Clint is a pretty smart fella, cuts to the chase with reasoned and informed opinions and ideas.


----------



## tjwareusmc (Jul 10, 2008)

Good rules. I grew up with these stressed to me since I was 3 years old.

-EVERY gun is loaded

-NEVER point the gun at anything you don't want to shoot.

The Marine Corps taught me

-finger STRAIGHT and OFF THE TRIGGER

I have been shooting for many years and I have had mishaps but thank GOD, the muzzle was always pointed in a safe direction.

I've learned to drop magazine, clear, clear and clear the chamber again. In an AR-15, I look into the chamber out of habit as we did in the service.
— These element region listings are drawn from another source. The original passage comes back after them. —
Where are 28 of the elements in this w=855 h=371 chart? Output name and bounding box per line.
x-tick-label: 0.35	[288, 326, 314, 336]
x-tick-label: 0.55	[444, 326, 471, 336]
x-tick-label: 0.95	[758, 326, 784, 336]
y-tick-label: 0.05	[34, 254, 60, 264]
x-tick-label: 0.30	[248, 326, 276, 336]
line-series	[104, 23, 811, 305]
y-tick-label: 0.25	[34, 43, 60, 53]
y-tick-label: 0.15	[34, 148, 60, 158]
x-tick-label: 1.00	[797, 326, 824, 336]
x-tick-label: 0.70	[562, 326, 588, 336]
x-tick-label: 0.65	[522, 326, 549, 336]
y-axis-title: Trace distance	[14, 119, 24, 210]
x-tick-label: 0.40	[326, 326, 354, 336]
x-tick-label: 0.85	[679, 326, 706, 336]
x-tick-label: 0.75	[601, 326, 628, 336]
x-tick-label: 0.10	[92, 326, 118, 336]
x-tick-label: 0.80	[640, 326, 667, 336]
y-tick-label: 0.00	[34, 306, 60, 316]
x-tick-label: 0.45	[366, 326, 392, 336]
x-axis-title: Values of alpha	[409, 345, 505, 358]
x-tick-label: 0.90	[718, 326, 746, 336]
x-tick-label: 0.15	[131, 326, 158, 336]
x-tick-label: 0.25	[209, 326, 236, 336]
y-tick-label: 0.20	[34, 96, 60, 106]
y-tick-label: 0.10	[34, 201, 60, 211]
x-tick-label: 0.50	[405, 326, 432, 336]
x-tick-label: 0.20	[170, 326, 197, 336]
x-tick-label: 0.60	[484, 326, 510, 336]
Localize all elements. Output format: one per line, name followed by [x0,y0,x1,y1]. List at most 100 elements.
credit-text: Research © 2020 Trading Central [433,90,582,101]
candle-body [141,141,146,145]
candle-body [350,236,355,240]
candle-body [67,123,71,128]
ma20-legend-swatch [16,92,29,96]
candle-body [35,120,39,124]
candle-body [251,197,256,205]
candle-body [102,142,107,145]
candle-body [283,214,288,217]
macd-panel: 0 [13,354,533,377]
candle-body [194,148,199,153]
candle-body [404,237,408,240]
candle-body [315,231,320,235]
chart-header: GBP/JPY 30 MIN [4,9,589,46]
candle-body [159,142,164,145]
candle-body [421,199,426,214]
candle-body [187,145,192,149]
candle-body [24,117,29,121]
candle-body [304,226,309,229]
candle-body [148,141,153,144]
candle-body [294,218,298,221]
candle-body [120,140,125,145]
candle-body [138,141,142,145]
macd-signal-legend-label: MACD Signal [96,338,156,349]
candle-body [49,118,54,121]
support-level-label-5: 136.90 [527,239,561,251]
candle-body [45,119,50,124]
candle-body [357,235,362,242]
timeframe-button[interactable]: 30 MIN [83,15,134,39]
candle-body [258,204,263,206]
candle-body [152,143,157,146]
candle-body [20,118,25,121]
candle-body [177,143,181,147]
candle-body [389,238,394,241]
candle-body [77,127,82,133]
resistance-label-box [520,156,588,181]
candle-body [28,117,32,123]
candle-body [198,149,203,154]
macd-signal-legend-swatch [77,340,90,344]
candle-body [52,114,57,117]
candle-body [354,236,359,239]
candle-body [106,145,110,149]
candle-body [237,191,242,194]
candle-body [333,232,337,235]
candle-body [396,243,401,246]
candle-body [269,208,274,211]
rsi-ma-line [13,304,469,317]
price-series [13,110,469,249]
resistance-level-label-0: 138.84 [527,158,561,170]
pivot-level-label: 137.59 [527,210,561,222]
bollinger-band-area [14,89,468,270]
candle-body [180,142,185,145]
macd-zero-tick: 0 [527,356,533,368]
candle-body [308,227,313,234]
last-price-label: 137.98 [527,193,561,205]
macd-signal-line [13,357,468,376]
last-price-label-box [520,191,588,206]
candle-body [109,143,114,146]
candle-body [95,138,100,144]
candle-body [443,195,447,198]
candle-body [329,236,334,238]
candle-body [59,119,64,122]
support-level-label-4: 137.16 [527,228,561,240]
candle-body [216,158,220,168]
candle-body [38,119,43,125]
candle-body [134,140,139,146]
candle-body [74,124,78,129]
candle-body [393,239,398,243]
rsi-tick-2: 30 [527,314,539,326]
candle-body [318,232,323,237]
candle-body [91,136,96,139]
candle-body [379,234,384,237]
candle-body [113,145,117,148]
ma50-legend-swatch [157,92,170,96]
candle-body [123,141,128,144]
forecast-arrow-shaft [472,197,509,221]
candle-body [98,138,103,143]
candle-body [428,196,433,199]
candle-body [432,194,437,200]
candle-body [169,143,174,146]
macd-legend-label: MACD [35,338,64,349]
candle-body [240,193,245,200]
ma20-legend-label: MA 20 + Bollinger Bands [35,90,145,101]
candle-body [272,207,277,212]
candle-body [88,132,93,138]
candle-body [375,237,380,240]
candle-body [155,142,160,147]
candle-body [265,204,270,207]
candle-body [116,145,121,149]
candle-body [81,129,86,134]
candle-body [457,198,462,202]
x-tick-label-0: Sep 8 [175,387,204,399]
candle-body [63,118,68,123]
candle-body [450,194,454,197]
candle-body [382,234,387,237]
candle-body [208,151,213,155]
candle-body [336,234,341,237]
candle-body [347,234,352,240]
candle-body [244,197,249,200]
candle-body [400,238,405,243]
I teach these to my kids from the time they are very small. Almost every accidental shooting I have heard of is caused by not following these rules.

Thanks for posting!


----------



## tjwareusmc (Jul 10, 2008)

Az-Vic said:


> Clint illustrates exactly why Ive never been a fan of paintball. Ive never allowed myself or my children to "play" gun stuff, that is pointing or actually shooting play stuff at other people. Ive always maintained it "dulls" awareness or reality of firearms and the consequences of their use.
> Clint is a pretty smart fella, cuts to the chase with reasoned and informed opinions and ideas.


I was just thinking about this too. My kids have recently gotten "airsoft" guns but I am a bit uncomfortable with them pointing even a toy gun at someone. It does "dull" the whole sense of never pointing your muzzle at anything you do not want to shoot.


----------



## Longbow14 (Aug 8, 2011)

I was very involved in airsoft until very recently. many of my friends and other players are firearms owners. Being a bit older I always knew which were which. It should be stressed that airsoft and paintball guns can causer serious injury and should only be used with supervision in designated areas. 

I'm not saying you should give your kids toy guns or real guns. it's a weird grey area that i will leave up to each parent. I would also suggest tell them that they represent a community. doing something stupid with a toy gun (or real gun) puts the credibility of all who participate in shooting sports on the line.

Sorry that was a thread jack. I like the video allot, In MA you have to take a class and get a lisence to even own low cap rifles and shotguns; I can't say i was thrilled coughing up the cash but it goes through the lessons again and again, which unfortunately is something that some folks need.


----------



## Jason (Oct 2, 2007)

He has the KISS method and it works wonderfully!!! I know when I am around folks, I always eyeball the trigger on their firearm and if their finger is in the guard...it's mentioned.


----------



## Az-Vic (Jan 7, 2012)

If your a "gun guy", and I consider myself a gun guy, you can spot a non gun guy in about all of five seconds, just by the way he handles a firearm.


----------



## Capt Ron (Aug 12, 2008)

Apparently he doesn't train any hand to hand disarming techniques with plastic guns? Or is that just for Kar-rah-tay instructors?
I simply teach people about the bullet fairy, it's much simpler and I believe more effective.


----------